First, we reformulate the problem as one with a binary predicate, for example, "find the smallest X such that f(X) >= Y". Or "find the largest X such that f(X) < Y". Now, these are problems solvable by binary search. With the intent of, after solving this simpler problem, return to the original problem in some simple final step: "check X and X-1" or "check X and X+1", respectively, and pick the best of the two.

Next, I'd like to show an asymmetric version of binary search, instead of one excluding endpoints from both sides. Binary search doesn't have to work this way, but this may show the method from a different point of view than you already have, which may help understanding.
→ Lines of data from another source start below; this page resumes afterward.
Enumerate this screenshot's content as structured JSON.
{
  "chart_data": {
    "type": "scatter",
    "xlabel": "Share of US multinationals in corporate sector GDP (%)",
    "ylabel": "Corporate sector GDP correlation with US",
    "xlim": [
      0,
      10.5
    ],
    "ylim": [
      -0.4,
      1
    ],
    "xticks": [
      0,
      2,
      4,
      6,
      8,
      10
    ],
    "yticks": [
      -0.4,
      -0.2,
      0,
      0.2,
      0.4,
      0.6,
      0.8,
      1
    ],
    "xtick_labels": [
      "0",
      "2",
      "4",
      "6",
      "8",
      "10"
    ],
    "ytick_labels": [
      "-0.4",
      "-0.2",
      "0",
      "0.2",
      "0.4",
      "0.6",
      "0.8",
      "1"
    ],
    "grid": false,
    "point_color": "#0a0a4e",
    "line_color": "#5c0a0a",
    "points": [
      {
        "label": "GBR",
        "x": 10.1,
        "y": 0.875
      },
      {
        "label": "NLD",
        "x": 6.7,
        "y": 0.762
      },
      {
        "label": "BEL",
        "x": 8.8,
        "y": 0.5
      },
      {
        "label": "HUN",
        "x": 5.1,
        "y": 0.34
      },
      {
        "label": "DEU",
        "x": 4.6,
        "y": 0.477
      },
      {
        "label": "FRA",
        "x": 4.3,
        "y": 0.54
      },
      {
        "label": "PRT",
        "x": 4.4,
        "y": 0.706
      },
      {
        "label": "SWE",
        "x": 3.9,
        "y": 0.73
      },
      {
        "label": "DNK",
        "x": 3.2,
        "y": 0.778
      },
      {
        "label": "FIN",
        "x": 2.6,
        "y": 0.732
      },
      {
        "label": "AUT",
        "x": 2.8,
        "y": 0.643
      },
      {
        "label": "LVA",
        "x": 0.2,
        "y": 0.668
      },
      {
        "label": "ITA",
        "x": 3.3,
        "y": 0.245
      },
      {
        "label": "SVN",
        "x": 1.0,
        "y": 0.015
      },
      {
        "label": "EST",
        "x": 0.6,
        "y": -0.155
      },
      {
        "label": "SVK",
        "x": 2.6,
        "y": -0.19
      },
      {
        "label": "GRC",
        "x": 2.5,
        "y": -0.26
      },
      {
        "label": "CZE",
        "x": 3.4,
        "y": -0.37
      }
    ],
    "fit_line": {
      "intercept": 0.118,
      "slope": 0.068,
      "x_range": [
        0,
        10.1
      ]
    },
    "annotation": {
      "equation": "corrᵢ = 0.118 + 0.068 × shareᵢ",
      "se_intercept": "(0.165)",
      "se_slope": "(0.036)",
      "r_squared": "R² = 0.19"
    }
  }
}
Let us solve the "find the largest X such that f(X) < Y" version using binary search. Formally, the value of the binary predicate pred(X) is true if f(X) < Y and false if f(X) >= Y. Now, it would be convenient to maintain a semi-interval [lo, hi), such that pred(lo) = true and pred(hi) = false. Initially, lo is the inclusive initial lower bound, and hi is the exclusive initial upper bound. Check the middle value me = (lo + hi) / 2; round to either side, this version will work either way. If pred(me) = true, then [me, hi) is the new interval. If pred(me) = false, then [lo, me) is the new interval. Proceed until lo + 1 = hi: this means the only point in [lo, hi) is lo, and it is the answer (to our binary search subproblem, not to the original problem).

0
StriplingWarrior On

I was told before that you should (always) exclude the endpoints that you've already checked, because you've already checked them, so it does not make sense to include them in future search bounds. So like in this case I've checked 3001, and in any future iterations I exclude that value from further checks. I am guessing that is incorrect, and I am guessing I must include them(?) Can you help me with theory part of this?

That would only be correct if "checking" an "endpoint" means you verify that it's not the right answer.

Think about looking up a word in a real-world dictionary. You can start by opening the book to the center and checking whether the word is above or below that point in the dictionary, then discard the half which you know doesn't have your word, bisect the remainder, and repeat the process until you've found the page and column that should have your word. But if you open the dictionary and the word at the top of the page happens to be the word you're looking for, you don't exclude that word: you short-circuit the whole process and say you've won.

Now, what if the word isn't in the dictionary, but your job is to find the word nearest to it? You can't discard a word just because it's not the word you're looking for. You'd probably need to keep track of the closest endpoints you've encountered above and below the word you're searching for, and when you get to a point where there are no words between them then see which of those two words is "closest" to the one you're looking for.

0
Jean-Baptiste Yunès On

You may always test for the base case first (a safe way to do it), so:

while (l <= h)
 {
     n = (l + h) / 2;

     x = vars / n; // vars represents a more complex computation, x depends on n
     
     computed_goal = ax^4 + bx^3 + cx^2 + dx + c; // computed_goal depends on n
     
     // base case reached ?
     if (abs(computed_goal - goal) / goal < 0.01)
         return n; // successfully matched goal value!

     // goal not reached, recurse on one of the halves
     if (computed_goal < goal)
         l = n + 1;
     else
         h = n - 1;
 }

You may also use the follwing pattern (from Wikipedia), note the if else if... and the L<=R:

function binary_search(A, n, T) is
    L := 0
    R := n − 1
    while L ≤ R do
        m := floor((L + R) / 2)
        if A[m] < T then
            L := m + 1
        else if A[m] > T then
            R := m − 1
        else:
            return m
    return unsuccessful

Be careful to ensure that your goal is always reached, if not you will end the while and must return something!